The differences between self published/small press/independent comics and mainstream comic has always been obvious. The themes, art style and characters are usually very different. But because of digital distribution, work from smaller publishers has access to more readers than ever before.
Publish to a Kindle, to an iPad, to a phone. Distribute your book around the world with a click. The small press vs. mainstream publisher divide is now an issue across all publishing genres, not just comics.
I’ve been discussing independent digital publishing on a comic book forum I belong to and its made me think about what a reader expects from a small publisher vs. a mainstream publisher.
Every publisher wants as many readers as they can get. A large publisher is like a TV network. It has to define success on a much larger scale. A hit on Network TV needs, say, 8 million viewers. Where as a successful cable show often has half that – or less. A large publisher is trying to sell to a broad audience. They will choose and edit manuscripts with this in mind. There are degrees to this of course. Some writers are considered more academic, some trendy. But in general a large publisher wants to appeal to as many people as they can.

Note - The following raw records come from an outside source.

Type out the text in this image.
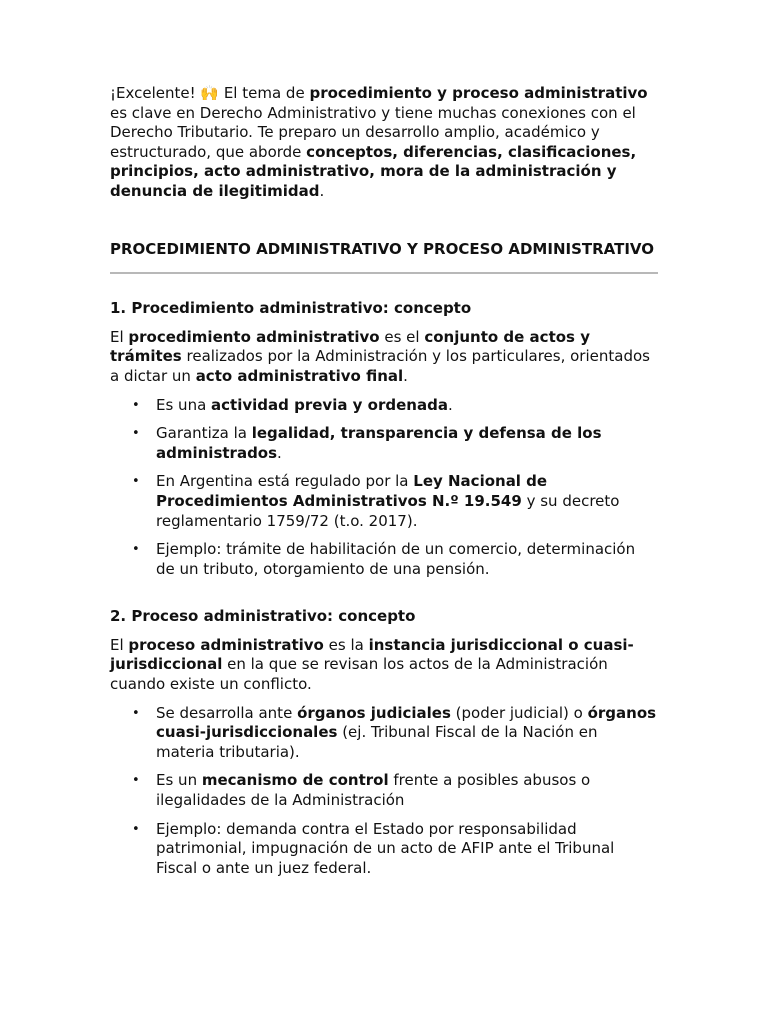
¡Excelente! 🙌 El tema de procedimiento y proceso administrativo es clave en Derecho Administrativo y tiene muchas conexiones con el Derecho Tributario. Te preparo un desarrollo amplio, académico y estructurado, que aborde conceptos, diferencias, clasificaciones, principios, acto administrativo, mora de la administración y denuncia de ilegitimidad.

PROCEDIMIENTO ADMINISTRATIVO Y PROCESO ADMINISTRATIVO

1. Procedimiento administrativo: concepto

El procedimiento administrativo es el conjunto de actos y trámites realizados por la Administración y los particulares, orientados a dictar un acto administrativo final.

• Es una actividad previa y ordenada.
• Garantiza la legalidad, transparencia y defensa de los administrados.
• En Argentina está regulado por la Ley Nacional de Procedimientos Administrativos N.º 19.549 y su decreto reglamentario 1759/72 (t.o. 2017).
• Ejemplo: trámite de habilitación de un comercio, determinación de un tributo, otorgamiento de una pensión.
2. Proceso administrativo: concepto

El proceso administrativo es la instancia jurisdiccional o cuasi-jurisdiccional en la que se revisan los actos de la Administración cuando existe un conflicto.

• Se desarrolla ante órganos judiciales (poder judicial) o órganos cuasi-jurisdiccionales (ej. Tribunal Fiscal de la Nación en materia tributaria).
• Es un mecanismo de control frente a posibles abusos o ilegalidades de la Administración
• Ejemplo: demanda contra el Estado por responsabilidad patrimonial, impugnación de un acto de AFIP ante el Tribunal Fiscal o ante un juez federal.
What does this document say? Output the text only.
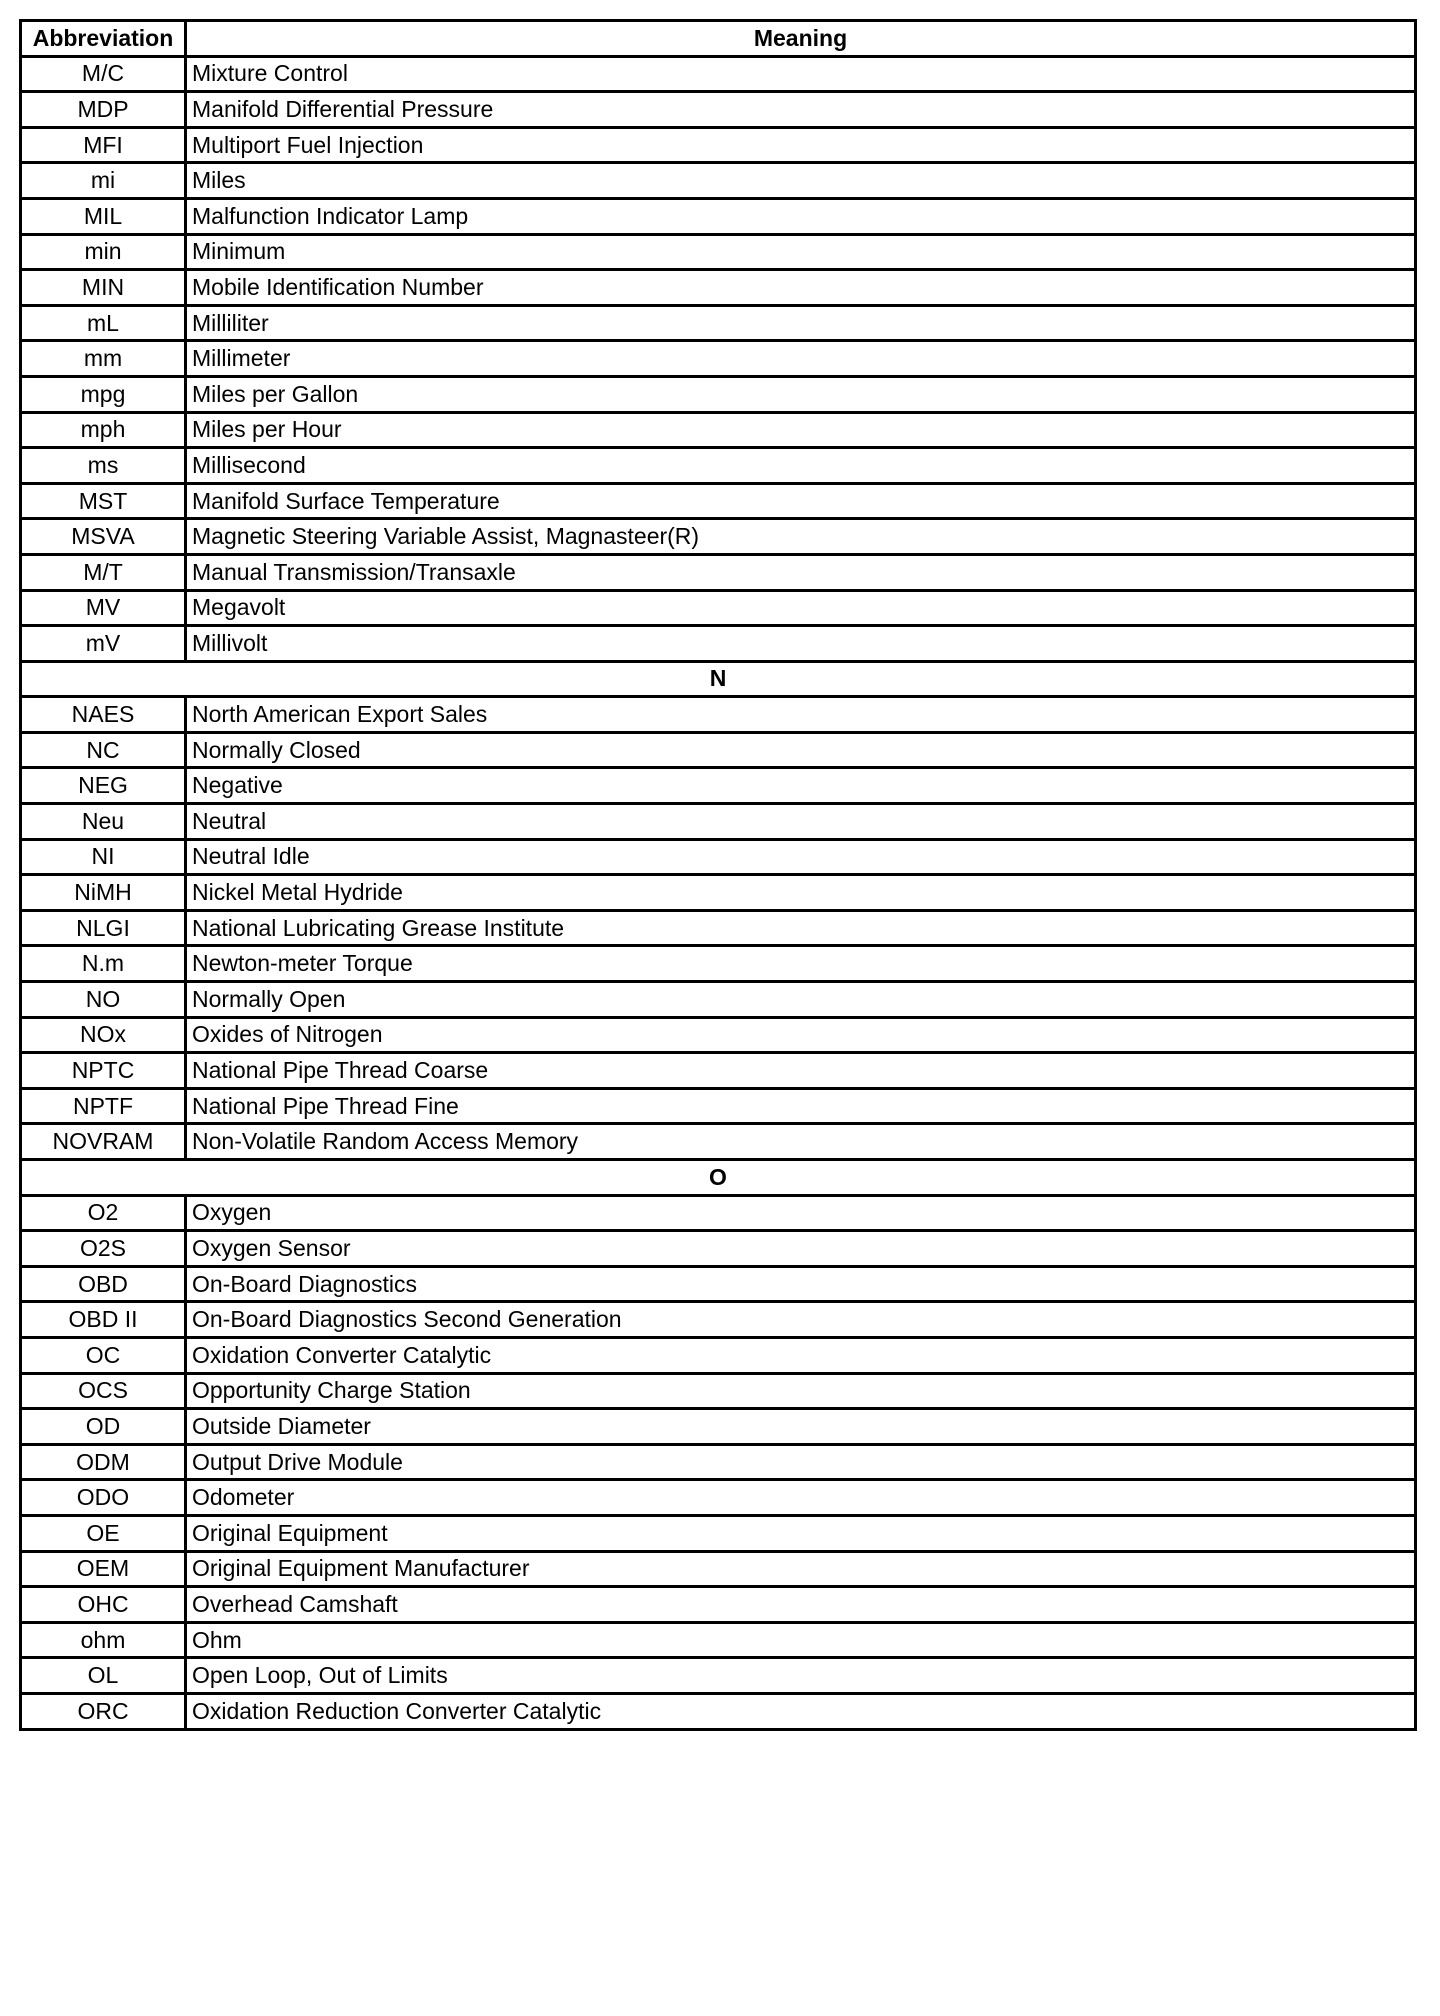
Abbreviation	Meaning
M/C	Mixture Control
MDP	Manifold Differential Pressure
MFI	Multiport Fuel Injection
mi	Miles
MIL	Malfunction Indicator Lamp
min	Minimum
MIN	Mobile Identification Number
mL	Milliliter
mm	Millimeter
mpg	Miles per Gallon
mph	Miles per Hour
ms	Millisecond
MST	Manifold Surface Temperature
MSVA	Magnetic Steering Variable Assist, Magnasteer(R)
M/T	Manual Transmission/Transaxle
MV	Megavolt
mV	Millivolt
N	
NAES	North American Export Sales
NC	Normally Closed
NEG	Negative
Neu	Neutral
NI	Neutral Idle
NiMH	Nickel Metal Hydride
NLGI	National Lubricating Grease Institute
N.m	Newton-meter Torque
NO	Normally Open
NOx	Oxides of Nitrogen
NPTC	National Pipe Thread Coarse
NPTF	National Pipe Thread Fine
NOVRAM	Non-Volatile Random Access Memory
O	
O2	Oxygen
O2S	Oxygen Sensor
OBD	On-Board Diagnostics
OBD II	On-Board Diagnostics Second Generation
OC	Oxidation Converter Catalytic
OCS	Opportunity Charge Station
OD	Outside Diameter
ODM	Output Drive Module
ODO	Odometer
OE	Original Equipment
OEM	Original Equipment Manufacturer
OHC	Overhead Camshaft
ohm	Ohm
OL	Open Loop, Out of Limits
ORC	Oxidation Reduction Converter Catalytic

A small publisher also wants to appeal to as many people as they can. But they can sell far fewer books and still make a profit and without the extensive editing process they are more likely to have work that is less refined. Or it may mix genres in such a way that a mainstream publisher wouldn’t know how to market the book.
Of course, that’s what I often love about independent comics and graphic novels. They are eccentric and fly as high as a creators imagination can take it and as low as their weaknesses let them fall. It’s the good and the bad of doing it all yourself.
I have different expectations about what I get from an ‘Indy press’ title vs. a major publisher comic. Just like the differences between a studio film and an independent film. They can both be great entertainment experiences. Each development method has unique weaknesses and strengths. A few projects from an Indy might be exceptionally polished and refined and excellent. And every once in awhile a studio film will be highly original and dynamic.
In publishing there is room for both. And digital distribution will allow for more people to see work from smaller publishers. And some of these new readers will discover and enjoy the unique energy and creativity found in many independent titles. The fact that the material is often so different from what a large publisher releases will attract an audience that had no easy access to this material before. The small press won’t look quite so small anymore.